The concept of a “just transition” is a call for social, economic, and environmental justice as the world moves toward a global low-carbon economy. The Government of Canada has committed to achieving net zero emissions by 2050 and this will require big changes in our most polluting industries, including Canada’s oil and gas sector. Many fossil fuel industry workers support climate solutions that lead to net zero carbon jobs, as long as they have access to those jobs (Abacus Data 2021). What’s needed is a roadmap to get there.

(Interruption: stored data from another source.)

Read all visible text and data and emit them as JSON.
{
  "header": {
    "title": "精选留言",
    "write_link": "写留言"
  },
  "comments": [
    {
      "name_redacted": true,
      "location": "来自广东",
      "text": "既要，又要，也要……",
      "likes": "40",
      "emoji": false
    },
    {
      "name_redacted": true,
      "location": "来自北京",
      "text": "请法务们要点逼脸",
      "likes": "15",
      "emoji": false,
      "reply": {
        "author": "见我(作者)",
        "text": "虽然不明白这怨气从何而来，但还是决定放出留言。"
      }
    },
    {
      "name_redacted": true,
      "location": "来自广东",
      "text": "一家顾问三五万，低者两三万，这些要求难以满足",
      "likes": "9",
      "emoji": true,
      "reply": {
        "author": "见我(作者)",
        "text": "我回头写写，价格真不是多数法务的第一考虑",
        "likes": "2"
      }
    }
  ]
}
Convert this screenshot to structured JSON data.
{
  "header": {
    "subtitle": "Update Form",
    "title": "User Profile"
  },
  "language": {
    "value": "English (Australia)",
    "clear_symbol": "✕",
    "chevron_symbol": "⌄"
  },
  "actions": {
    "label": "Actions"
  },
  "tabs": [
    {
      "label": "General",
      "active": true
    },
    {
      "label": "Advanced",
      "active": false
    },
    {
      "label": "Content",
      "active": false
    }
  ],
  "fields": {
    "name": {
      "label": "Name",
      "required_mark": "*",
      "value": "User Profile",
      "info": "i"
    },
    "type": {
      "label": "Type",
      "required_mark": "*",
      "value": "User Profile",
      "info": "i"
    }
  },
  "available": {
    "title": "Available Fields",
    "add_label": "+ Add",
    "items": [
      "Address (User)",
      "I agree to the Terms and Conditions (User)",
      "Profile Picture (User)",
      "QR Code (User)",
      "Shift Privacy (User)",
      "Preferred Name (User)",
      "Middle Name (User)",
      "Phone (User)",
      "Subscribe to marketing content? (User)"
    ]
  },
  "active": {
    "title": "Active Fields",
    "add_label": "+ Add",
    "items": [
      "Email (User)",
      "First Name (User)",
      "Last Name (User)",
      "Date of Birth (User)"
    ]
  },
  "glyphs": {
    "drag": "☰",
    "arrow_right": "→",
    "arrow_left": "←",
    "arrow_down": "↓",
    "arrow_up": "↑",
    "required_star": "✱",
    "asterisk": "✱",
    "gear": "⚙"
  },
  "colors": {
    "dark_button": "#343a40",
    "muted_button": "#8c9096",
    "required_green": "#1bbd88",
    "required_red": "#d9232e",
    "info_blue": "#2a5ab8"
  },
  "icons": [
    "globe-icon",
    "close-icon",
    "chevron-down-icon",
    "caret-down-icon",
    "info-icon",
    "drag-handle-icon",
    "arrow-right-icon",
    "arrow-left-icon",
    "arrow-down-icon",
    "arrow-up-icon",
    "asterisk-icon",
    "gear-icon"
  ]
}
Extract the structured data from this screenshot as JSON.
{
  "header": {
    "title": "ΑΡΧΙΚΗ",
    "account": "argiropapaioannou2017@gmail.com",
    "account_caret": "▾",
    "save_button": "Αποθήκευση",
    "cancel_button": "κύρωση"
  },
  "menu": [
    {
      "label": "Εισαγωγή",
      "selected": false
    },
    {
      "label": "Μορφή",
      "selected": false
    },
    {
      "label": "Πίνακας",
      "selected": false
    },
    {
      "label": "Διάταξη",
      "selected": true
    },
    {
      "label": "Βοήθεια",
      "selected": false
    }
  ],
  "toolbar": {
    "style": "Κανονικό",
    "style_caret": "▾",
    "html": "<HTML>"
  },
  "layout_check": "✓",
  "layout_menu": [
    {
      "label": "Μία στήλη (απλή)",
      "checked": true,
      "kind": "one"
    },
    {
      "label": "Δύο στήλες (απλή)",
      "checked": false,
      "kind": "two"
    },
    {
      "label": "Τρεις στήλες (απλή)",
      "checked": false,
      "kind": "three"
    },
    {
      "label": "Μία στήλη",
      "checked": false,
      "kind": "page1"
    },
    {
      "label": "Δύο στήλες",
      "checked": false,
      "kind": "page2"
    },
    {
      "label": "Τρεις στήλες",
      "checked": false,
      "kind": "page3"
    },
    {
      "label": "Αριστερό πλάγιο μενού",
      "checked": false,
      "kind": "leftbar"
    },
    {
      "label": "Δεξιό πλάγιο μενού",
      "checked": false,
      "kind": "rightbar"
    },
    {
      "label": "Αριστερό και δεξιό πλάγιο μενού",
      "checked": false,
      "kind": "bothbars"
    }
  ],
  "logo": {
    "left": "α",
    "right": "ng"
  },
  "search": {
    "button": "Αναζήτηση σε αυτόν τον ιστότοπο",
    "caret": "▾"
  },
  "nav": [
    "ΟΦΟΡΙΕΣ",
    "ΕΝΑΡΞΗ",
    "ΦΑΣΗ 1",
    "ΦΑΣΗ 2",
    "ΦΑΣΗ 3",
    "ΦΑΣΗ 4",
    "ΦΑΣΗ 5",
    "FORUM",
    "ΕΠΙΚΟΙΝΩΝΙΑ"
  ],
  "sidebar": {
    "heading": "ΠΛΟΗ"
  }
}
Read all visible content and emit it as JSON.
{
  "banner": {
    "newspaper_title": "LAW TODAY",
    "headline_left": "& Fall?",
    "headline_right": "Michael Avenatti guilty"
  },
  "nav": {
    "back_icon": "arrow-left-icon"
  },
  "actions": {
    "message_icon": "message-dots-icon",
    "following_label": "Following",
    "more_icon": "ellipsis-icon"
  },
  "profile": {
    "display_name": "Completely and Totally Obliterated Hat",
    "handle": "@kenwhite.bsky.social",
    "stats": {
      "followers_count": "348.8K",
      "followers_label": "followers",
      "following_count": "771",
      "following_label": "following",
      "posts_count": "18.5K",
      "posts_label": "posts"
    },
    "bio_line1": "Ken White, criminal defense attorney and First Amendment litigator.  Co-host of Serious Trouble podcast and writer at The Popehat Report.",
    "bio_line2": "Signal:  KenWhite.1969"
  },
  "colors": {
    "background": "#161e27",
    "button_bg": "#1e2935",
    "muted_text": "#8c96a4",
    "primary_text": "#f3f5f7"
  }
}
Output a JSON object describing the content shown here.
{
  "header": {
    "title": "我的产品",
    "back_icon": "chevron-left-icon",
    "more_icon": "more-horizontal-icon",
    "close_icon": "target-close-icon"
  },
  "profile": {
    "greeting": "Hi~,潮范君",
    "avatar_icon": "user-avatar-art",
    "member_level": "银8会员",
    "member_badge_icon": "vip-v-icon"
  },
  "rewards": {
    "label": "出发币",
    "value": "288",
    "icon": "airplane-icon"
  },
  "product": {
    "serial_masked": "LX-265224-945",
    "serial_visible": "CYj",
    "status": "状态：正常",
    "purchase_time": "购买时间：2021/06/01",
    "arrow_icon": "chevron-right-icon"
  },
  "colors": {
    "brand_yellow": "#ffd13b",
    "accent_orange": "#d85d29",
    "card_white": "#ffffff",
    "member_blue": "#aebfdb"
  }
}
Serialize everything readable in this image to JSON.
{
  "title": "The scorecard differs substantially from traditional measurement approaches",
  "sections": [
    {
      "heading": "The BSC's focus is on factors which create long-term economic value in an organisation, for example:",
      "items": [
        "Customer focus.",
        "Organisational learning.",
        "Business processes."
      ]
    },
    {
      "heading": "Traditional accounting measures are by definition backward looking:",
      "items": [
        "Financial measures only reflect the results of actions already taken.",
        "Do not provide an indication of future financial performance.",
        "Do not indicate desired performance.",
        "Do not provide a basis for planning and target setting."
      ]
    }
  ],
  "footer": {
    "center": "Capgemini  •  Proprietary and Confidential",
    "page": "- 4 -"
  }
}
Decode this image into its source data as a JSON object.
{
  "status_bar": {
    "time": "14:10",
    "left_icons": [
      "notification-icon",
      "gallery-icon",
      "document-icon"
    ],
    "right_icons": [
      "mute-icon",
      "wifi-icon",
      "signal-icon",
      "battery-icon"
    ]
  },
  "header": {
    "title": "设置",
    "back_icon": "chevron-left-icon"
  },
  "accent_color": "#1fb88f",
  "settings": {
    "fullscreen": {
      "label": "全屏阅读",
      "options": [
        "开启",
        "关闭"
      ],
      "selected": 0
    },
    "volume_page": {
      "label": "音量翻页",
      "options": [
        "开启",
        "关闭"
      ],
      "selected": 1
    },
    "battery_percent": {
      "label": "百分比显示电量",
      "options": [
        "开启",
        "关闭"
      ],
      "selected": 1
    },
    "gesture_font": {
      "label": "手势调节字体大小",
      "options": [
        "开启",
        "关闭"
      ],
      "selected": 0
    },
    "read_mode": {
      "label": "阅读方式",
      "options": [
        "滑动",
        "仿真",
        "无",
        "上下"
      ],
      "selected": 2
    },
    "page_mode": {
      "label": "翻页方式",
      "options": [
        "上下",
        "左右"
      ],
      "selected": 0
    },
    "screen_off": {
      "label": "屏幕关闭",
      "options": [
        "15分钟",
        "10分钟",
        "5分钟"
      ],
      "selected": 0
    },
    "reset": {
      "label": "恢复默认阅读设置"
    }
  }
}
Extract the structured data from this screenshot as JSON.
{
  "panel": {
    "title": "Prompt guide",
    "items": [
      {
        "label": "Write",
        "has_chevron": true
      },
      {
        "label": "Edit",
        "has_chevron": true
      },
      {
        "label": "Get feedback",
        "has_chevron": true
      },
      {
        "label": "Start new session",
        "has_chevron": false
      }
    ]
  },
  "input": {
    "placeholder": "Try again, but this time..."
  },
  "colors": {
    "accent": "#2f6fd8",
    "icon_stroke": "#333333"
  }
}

Canada’s oil and gas sector has already seen significant job losses, which are expected to intensify as global demand for oil and gas declines. In this transition there are numerous elements that must be considered such as: How can oil and gas workers be supported? How can these workers—along with rights holders and other stakeholders—be included in decisions that directly impact their livelihoods and well-being? How can companies and governments ensure that costs and benefits of the transition are fair? How does this impact the broader economy of oil-dependent communities and regions, and what are those economies transitioning to? Who should lead this work? And, how can we ensure that we do not replicate existing inequities in the low-carbon economy?
Canada is not alone in facing these challenges. Denmark, Scotland, and New Zealand are among the countries that have made commitments to transition their oil and gas sectors (in whole or in part). While their contexts differ, these cases nevertheless bring relevant lessons and leading practices that can inform Canada’s approach to a just transition in the oil and gas sector.